Richard Fourcade est en plein entrainement au Stadium de Brive, en août dernier, quand on vient le prévenir d'un sérieux souci. Maël, son petit garçon né deux mois plus tôt, passe une échographie du coeur à l'hôpital de Brive. Elle est prévue car un souffle au coeur a été détecté à sa naissance. Mais le verdict est terrible. "Le médecin n'a pas détecté le pouls au niveau des membres inférieurs" explique le jeune homme de 25 ans, soudainement désemparé. "Pour nous, avec ma conjointe, c'était... horrible" souffle-t-il après un long silence. D'autant qu'ils ne se sont aperçus de rien en plein été. "Il faisait trente degrés, il transpirait, mais il n'y avait aucun signe et rien d'anormal pour nous. Il souriait en permanence, on ne s'est pas inquiété".

"Tout le côté gauche du bébé était en train de s'éteindre"

Illico, leur bébé est d'abord évacué en milieu de journée par hélicoptère à l'hôpital Limoges, où il est placé dans un semi coma. "Il a été endormi pour qu'on lui sauve la vie. Il ne fallait pas qu'il se fatigue plus qu'il ne l'était déjà". Mais son cas est très sérieux, alors Maël est cette fois transféré, en pleine nuit, à l'hôpital Haut-Lévêque à Pessac, près de Bordeaux, où les examens révèlent que son aorte est bouchée et qu'il n'a que deux ventricules au coeur en raison d'une malformation durant la grossesse. "Tout le côté gauche était en train de s'éteindre petit à petit. Son poumon ne fonctionnait plus, le côté gauche du coeur était atrophié. Il fallait l'opérer en urgence" précise Richard Fourcade, qui fonce lui à Bordeaux par la route avec sa compagne pour rejoindre le nourrisson.

Une maison des parents en projet au sein de l'hôpital Haut-Lévêque

Le couple passe près de deux semaines en Gironde, mais fait vite une croix sur les nuits à la maison des parents, située dans Bordeaux. "Il n'y a pas beaucoup de kilomètres" justifie Richard Fourcade, "mais il faut un temps fou avec la circulation sur la rocade.
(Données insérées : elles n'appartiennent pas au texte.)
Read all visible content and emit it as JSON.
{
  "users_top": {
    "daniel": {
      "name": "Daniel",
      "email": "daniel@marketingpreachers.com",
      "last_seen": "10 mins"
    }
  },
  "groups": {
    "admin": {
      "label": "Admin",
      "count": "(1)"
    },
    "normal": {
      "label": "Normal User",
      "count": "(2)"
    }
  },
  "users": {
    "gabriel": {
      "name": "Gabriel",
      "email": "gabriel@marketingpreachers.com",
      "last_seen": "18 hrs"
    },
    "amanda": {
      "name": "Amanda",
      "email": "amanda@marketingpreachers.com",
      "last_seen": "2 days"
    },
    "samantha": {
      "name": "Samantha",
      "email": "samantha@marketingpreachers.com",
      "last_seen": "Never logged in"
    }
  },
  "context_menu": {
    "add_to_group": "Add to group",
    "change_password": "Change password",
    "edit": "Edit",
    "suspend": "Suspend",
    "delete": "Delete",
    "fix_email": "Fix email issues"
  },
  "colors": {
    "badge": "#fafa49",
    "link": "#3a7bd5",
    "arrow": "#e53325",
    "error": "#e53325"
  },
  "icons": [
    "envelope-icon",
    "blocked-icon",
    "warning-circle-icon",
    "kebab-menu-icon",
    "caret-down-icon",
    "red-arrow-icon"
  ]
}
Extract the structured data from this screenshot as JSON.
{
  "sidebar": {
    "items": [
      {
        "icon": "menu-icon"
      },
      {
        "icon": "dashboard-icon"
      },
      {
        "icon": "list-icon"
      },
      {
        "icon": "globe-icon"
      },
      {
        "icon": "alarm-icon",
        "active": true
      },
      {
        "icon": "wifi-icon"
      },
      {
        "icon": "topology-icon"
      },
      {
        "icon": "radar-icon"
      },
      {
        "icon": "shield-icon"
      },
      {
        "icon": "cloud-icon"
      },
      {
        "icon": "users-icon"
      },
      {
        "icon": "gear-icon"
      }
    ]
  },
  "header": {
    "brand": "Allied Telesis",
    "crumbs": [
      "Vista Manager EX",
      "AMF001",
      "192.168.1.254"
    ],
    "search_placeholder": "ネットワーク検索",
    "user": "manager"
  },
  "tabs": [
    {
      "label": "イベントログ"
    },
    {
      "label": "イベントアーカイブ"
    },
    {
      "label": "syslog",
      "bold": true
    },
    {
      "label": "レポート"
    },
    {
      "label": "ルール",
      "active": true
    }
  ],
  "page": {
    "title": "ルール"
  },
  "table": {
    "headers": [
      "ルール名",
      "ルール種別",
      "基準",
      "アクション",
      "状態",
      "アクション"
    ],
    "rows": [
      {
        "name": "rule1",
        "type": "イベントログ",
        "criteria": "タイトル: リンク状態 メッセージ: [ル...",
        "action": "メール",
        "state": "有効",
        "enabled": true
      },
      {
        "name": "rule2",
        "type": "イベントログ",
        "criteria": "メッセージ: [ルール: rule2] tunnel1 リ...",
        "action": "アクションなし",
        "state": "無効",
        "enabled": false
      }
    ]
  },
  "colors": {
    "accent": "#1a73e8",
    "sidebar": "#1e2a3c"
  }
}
C'est très dur d'accepter de devoir partir très tôt et de rentrer très tard pour voir son enfant. On a vécu ça, c'est horrible". Leurs nuits à l'hôtel sont coûteuses, c'est la raison pour laquelle ils viennent de faire un don en vue la construction d'une maison des parents au sein de l'hôpital Haut-Lévêque de Pessac. Maël, leur bébé, a aujourd'hui sept mois et va beaucoup mieux. Mais il souffre toujours de fébrilités au coeur qui nécessitent un important suivi médical.